Société
Benabdelkader suspend le réaménagement du tribunal administratif d'Agadir
18/02/2021 - 21:50
Ghita Ismaili
Le ministre de la Justice a annoncé dans la soirée de mercredi 17 février la suspension des travaux d’aménagement du tribunal administratif d’Agadir, accusés de « défigurer » ce bâtiment historique dessiné par Elie Azagury après tremblement de terre de 1960.
Mohamed Benabdelkader réagit à la polémique. Le ministre de la Justice a annoncé, mercredi 17 février, la suspension des travaux d’aménagement du tribunal administratif d’Agadir, vivement critiqués par la société civile. Dans un communiqué diffusé dans la soirée, Mohamed Benabdelkader indique avoir "donné ses instructions à la sous-direction provinciale du ministère à Agadir pour suspendre provisoirement les travaux d'aménagement en cours du tribunal administratif de la ville" et ce "jusqu'à la tenue d'une réunion pour examiner le dossier relatif à ces travaux".
Le ministre a aussi demandé au secrétaire général du ministère et au directeur de l'Équipement et du patrimoine de "se rendre immédiatement sur place afin d'encadrer la réunion, en étroite coordination avec les parties concernées par le projet".
Un bâtiment historique
Bien qu’aucune explication officielle n’ait été donnée pour l’instant, cette décision fait suite à une polémique sur la nature des travaux entrepris dans ce bâtiment historique. L’édifice est en effet l’œuvre d’Elie Azagury (1918-2009), architecte marocain qui a amplement contribué à la reconstruction d’Agadir après le tremblement de terre de 1960. Après le début des travaux d’aménagement, plusieurs voix s’étaient élevées dans la ville pour demander des explications sur leur nature exacte. Certains y voyant une pure défiguration de ce qu’ils estiment être un "joyau du patrimoine architectural d’Agadir".

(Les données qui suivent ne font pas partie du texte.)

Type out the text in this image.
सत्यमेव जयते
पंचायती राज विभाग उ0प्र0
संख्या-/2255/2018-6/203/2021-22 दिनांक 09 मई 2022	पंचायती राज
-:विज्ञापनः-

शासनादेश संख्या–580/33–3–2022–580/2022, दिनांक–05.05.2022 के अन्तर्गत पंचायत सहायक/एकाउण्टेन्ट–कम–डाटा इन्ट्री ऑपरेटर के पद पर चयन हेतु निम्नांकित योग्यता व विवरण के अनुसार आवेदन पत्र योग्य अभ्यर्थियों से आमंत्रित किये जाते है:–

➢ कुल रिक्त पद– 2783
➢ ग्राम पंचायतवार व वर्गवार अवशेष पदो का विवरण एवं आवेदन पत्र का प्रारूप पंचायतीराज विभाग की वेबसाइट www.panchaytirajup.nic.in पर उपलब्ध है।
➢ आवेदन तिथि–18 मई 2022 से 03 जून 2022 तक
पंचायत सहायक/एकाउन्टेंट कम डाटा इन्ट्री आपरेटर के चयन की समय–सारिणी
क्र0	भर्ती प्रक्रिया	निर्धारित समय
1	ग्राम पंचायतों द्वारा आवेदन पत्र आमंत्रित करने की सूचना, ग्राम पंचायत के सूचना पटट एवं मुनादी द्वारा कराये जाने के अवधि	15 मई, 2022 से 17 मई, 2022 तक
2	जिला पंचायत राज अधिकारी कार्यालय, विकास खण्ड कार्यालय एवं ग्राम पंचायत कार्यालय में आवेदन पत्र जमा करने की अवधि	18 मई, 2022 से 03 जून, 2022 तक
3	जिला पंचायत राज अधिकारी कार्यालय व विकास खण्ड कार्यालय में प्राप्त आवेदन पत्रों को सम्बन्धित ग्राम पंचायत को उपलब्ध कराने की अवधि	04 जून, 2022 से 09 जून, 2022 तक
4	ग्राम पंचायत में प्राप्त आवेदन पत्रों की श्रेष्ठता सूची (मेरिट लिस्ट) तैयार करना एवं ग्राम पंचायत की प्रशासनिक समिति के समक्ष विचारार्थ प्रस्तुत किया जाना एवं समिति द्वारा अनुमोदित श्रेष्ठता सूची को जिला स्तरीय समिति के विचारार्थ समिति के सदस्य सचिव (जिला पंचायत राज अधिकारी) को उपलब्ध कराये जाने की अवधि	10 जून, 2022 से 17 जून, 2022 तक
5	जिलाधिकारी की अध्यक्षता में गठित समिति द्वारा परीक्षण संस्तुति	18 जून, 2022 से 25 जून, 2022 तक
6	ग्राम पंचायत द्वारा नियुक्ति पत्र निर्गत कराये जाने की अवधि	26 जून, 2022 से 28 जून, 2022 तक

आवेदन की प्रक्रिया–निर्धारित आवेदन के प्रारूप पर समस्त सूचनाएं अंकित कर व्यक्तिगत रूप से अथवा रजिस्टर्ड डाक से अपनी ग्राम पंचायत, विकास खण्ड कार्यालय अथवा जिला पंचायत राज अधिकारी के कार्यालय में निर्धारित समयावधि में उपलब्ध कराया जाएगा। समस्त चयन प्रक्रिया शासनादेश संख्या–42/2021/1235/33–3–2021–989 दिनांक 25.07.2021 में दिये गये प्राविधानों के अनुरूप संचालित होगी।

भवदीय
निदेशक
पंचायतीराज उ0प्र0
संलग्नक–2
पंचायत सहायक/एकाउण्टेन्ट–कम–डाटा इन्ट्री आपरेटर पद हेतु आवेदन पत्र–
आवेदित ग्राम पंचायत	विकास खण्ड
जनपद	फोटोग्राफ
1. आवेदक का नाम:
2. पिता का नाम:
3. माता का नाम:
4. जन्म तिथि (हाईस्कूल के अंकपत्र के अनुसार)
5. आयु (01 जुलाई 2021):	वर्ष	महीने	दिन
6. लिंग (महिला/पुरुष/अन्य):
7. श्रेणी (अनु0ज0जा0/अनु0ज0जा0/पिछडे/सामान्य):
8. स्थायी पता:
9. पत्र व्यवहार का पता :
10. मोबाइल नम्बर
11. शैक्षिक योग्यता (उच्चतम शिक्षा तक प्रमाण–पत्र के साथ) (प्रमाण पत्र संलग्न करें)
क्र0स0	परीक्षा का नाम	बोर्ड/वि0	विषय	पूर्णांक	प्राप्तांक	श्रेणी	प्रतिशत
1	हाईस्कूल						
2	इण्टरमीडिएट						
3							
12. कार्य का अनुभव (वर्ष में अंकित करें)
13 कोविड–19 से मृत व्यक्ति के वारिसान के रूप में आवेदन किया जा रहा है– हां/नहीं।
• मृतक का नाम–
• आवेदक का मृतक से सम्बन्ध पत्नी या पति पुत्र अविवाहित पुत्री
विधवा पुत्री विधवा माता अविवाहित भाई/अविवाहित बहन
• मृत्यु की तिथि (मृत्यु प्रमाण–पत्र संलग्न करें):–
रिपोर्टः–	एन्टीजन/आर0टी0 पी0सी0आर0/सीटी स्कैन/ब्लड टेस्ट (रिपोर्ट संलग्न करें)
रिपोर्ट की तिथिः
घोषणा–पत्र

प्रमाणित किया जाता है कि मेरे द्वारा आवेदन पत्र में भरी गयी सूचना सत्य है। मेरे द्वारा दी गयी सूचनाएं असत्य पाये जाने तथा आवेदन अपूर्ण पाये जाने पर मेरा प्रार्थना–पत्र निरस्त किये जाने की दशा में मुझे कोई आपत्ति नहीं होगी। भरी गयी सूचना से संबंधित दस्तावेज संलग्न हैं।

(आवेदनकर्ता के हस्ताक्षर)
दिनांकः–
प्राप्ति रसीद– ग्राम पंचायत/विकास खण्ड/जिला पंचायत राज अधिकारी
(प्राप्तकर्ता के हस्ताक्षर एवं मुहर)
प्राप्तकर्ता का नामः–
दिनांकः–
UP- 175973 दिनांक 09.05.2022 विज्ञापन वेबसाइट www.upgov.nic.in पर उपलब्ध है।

C’est l’association Forum Izorane d’Agadir qui a tiré la sonnette d’alarme en premier. "Notre association a interpellé d'urgence les autorités concernées, à savoir la commune urbaine d'Agadir, le service d’urbanisme de la Wilaya et l'Agence urbaine, pour briser et lever leur silence face aux travaux "clandestins" de ce chantier », écrit l’association dans un post publié le 2 février dernier sur les réseaux sociaux. Cette dernière déplore notamment l’absence de l’autorisation d’aménagement, qui devrait selon elle être affichée, mais aussi le manque d’informations sur la « nature des travaux » et sur « l'ingénieur, l'entrepreneur et le bureau d'études de ce chantier ».
La question a même atterri au Parlement la semaine dernière. Dans une question écrite adressée le 12 février dernier au ministre de la Justice, le député PJD Smail Chaouki craignait de voir ces réformes « porter atteinte à la dimension historique de ce monument ».